SAN FRANCISCO (CN) – Two former business partners embroiled in a dispute regarding ownership of “trailer trash” dolls lost motions for summary judgment, because factual issues remain to be determined concerning a partnership agreement.
The case was spawned when Paul Montwillo began dressing Barbie dolls with wigs, make-up and different clothing. His “Trailer Trash Barbie” dolls first hit stores in 1996, appearing in William Tull’s In-Jean-ious Active store in San Francisco.
Barbie creator, Mattel Inc. sued Montwillo and In-Jean-ious Active for trademark infringement, and Montwillo agreed to cease using Barbie as the model for his dolls.
Following the Mattel suit Montwillo and Tull entered into a partnership agreement to create and distribute dolls that did not violate Mattel’s trademarks. The partnership agreement specified that Tull would handle the partnership’s business matters while Montwillo would be given artistic duties.
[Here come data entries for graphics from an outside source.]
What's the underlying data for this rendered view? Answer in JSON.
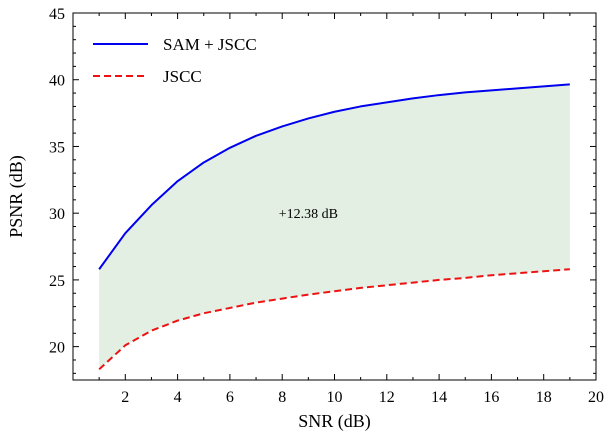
{
  "chart_data": {
    "type": "line",
    "xlabel": "SNR (dB)",
    "ylabel": "PSNR (dB)",
    "xlim": [
      0,
      20
    ],
    "ylim": [
      17.5,
      45
    ],
    "xticks": [
      2,
      4,
      6,
      8,
      10,
      12,
      14,
      16,
      18,
      20
    ],
    "yticks": [
      20,
      25,
      30,
      35,
      40,
      45
    ],
    "grid": false,
    "legend_position": "top-left",
    "x": [
      1,
      2,
      3,
      4,
      5,
      6,
      7,
      8,
      9,
      10,
      11,
      12,
      13,
      14,
      15,
      16,
      17,
      18,
      19
    ],
    "series": [
      {
        "name": "SAM + JSCC",
        "color": "#0000ee",
        "dash": "solid",
        "values": [
          25.8,
          28.5,
          30.6,
          32.4,
          33.8,
          34.9,
          35.8,
          36.5,
          37.1,
          37.6,
          38.0,
          38.3,
          38.6,
          38.85,
          39.05,
          39.2,
          39.35,
          39.5,
          39.65
        ]
      },
      {
        "name": "JSCC",
        "color": "#ee1111",
        "dash": "dashed",
        "values": [
          18.3,
          20.1,
          21.2,
          21.95,
          22.5,
          22.9,
          23.3,
          23.6,
          23.9,
          24.15,
          24.4,
          24.6,
          24.8,
          25.0,
          25.15,
          25.35,
          25.5,
          25.65,
          25.8
        ]
      }
    ],
    "fill_between": {
      "color": "#e3efe3"
    },
    "annotation": {
      "text": "+12.38 dB",
      "x": 9,
      "y": 30
    }
  }
}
A year later the men converted their partnership agreement into a company, Arsenic & Apple Pie LLC. Between 1998 and the demise of the partnership in 2004, Arsenic & Apple Pie produced at least three Trailer Trash Doll models, the “Blond Drag Queen” and “Redhead Drag Queen” models, as well as the company’s hallmark “Trailer Trash Doll” model.
The idea did not translate into success. The company only turned a profit once, in 2000.
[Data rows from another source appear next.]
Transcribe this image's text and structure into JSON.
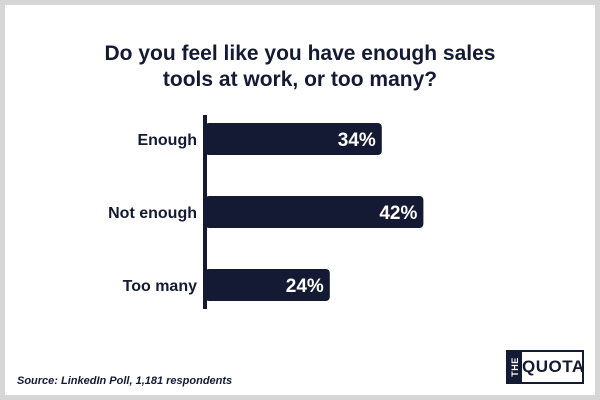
{
  "title_lines": [
    "Do you feel like you have enough sales",
    "tools at work, or too many?"
  ],
  "source": "Source: LinkedIn Poll, 1,181 respondents",
  "logo": {
    "the": "THE",
    "word": "QUOTA"
  },
  "colors": {
    "bar": "#141a33",
    "text": "#141a33",
    "bar_label": "#ffffff"
  },
  "chart_data": {
    "type": "bar",
    "orientation": "horizontal",
    "categories": [
      "Enough",
      "Not enough",
      "Too many"
    ],
    "values": [
      34,
      42,
      24
    ],
    "value_labels": [
      "34%",
      "42%",
      "24%"
    ],
    "unit": "%",
    "title": "Do you feel like you have enough sales tools at work, or too many?",
    "xlim": [
      0,
      100
    ],
    "grid": false,
    "legend": "none"
  }
}
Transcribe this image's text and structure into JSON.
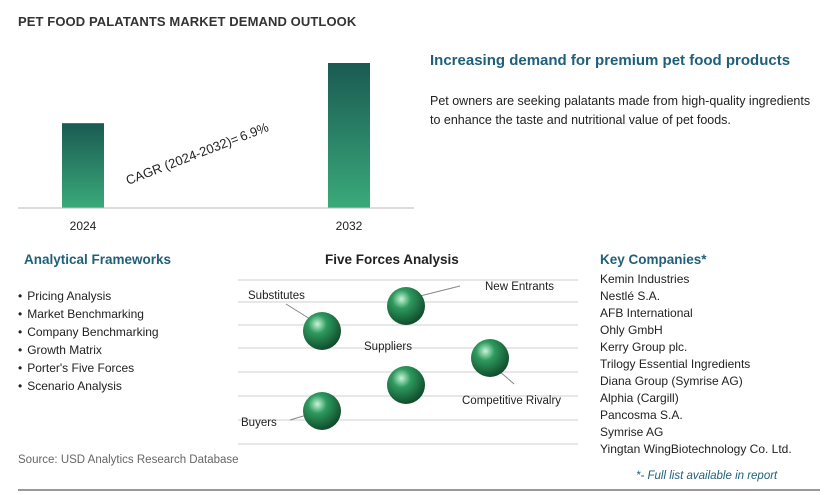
{
  "title": "PET FOOD PALATANTS MARKET DEMAND OUTLOOK",
  "chart_data": {
    "type": "bar",
    "categories": [
      "2024",
      "2032"
    ],
    "values": [
      1.0,
      1.71
    ],
    "annotation": {
      "label": "CAGR (2024-2032)=",
      "value": "6.9%"
    },
    "colors": {
      "bar_top": "#1a5a52",
      "bar_bottom": "#3aaa7a"
    }
  },
  "highlight": {
    "headline": "Increasing demand for premium pet food products",
    "description": "Pet owners are seeking palatants made from high-quality ingredients to enhance the taste and nutritional value of pet foods."
  },
  "frameworks": {
    "title": "Analytical Frameworks",
    "items": [
      "Pricing Analysis",
      "Market Benchmarking",
      "Company Benchmarking",
      "Growth Matrix",
      "Porter's Five Forces",
      "Scenario Analysis"
    ]
  },
  "five_forces": {
    "title": "Five Forces Analysis",
    "labels": {
      "substitutes": "Substitutes",
      "new_entrants": "New Entrants",
      "suppliers": "Suppliers",
      "competitive_rivalry": "Competitive Rivalry",
      "buyers": "Buyers"
    },
    "sphere_color": "#2e9a5e"
  },
  "key_companies": {
    "title": "Key Companies*",
    "items": [
      "Kemin Industries",
      "Nestlé S.A.",
      "AFB International",
      "Ohly GmbH",
      "Kerry Group plc.",
      "Trilogy Essential Ingredients",
      "Diana Group (Symrise AG)",
      "Alphia (Cargill)",
      "Pancosma S.A.",
      "Symrise AG",
      "Yingtan WingBiotechnology Co. Ltd."
    ],
    "note": "*- Full list available in report"
  },
  "source": "Source: USD Analytics Research Database"
}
According to Tull, he learned that Montwillo filed for bankruptcy in March 2002. Pursuant to the terms of the partnership agreement, this filing put Montwillo’s ownership interest in the partnership up for sale and Tull offered to buy it for $1. Montwillo rejected the offer, claiming he and Tull had talked about the value of Montwillo’s ownership and determined the value was $16,000.
After the company was dissolved in 2004 and its assets split to pay outstanding debt, Montwillo filed copyright registrations for two undeveloped doll concepts, the “Talking Pregnant Trailer Trash Doll” and the “Male Mullet Trailer Trash Doll.” Montwillo also sent Tull a letter stating he disagreed with the dissolution of Arsenic & Apple Pie and asserted ownership of five Trailer Trash doll designs.
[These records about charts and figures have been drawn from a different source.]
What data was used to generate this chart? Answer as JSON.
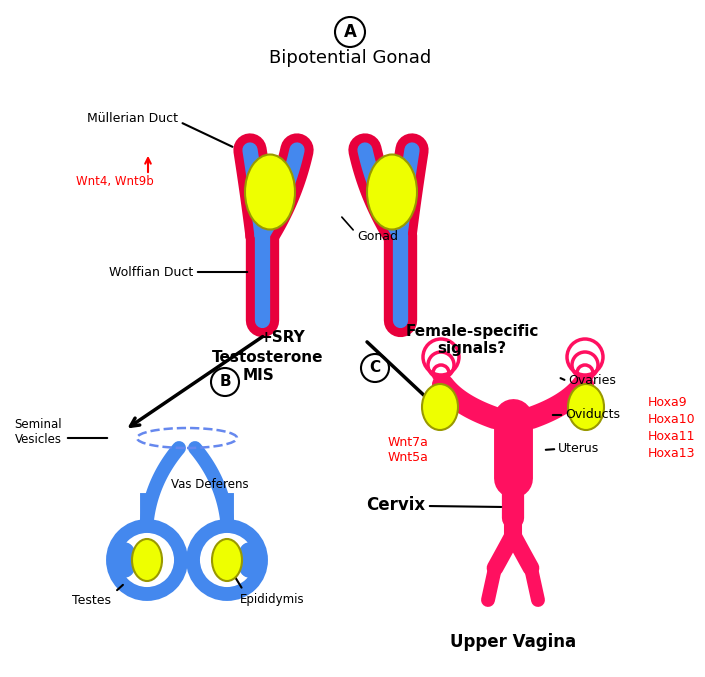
{
  "title": "Bipotential Gonad",
  "label_A": "A",
  "label_B": "B",
  "label_C": "C",
  "color_red": "#E8003C",
  "color_blue": "#4488EE",
  "color_yellow": "#EEFF00",
  "color_black": "#000000",
  "color_red_text": "#FF0000",
  "color_dark_blue": "#3366CC",
  "bg_color": "#FFFFFF",
  "labels": {
    "mullerian": "Müllerian Duct",
    "wolffian": "Wolffian Duct",
    "gonad": "Gonad",
    "wnt4": "Wnt4, Wnt9b",
    "sry": "+SRY",
    "testosterone": "Testosterone",
    "mis": "MIS",
    "female_signals": "Female-specific\nsignals?",
    "seminal": "Seminal\nVesicles",
    "vas": "Vas Deferens",
    "testes": "Testes",
    "epididymis": "Epididymis",
    "ovaries": "Ovaries",
    "oviducts": "Oviducts",
    "uterus": "Uterus",
    "cervix": "Cervix",
    "upper_vagina": "Upper Vagina",
    "wnt7a": "Wnt7a\nWnt5a",
    "hoxa": "Hoxa9\nHoxa10\nHoxa11\nHoxa13"
  }
}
Montwillo eventually sued Tull in the U.S. District Court for the Northern District of California alleging copyright violations. Tull counterclaimed for conversion. The parties filed cross-motions for summary judgment, but Judge Susan Illston rejected both motions.
In particular, because the requisite level for creativity is “extremely low,” Tull’s argument that the Trailer Trash Dolls constitute unprotect-able stock images is improper because Montwillo did make artistic decisions regarding the dolls’ appearances.
Likewise, there is a factual issue regarding whether Montwillo gave the partnership an implied non-exclusive license to use the dolls.
Because “numerous issues of fact” remain, summary judgment for either party is inappropriate at this time, Judge Illston ruled.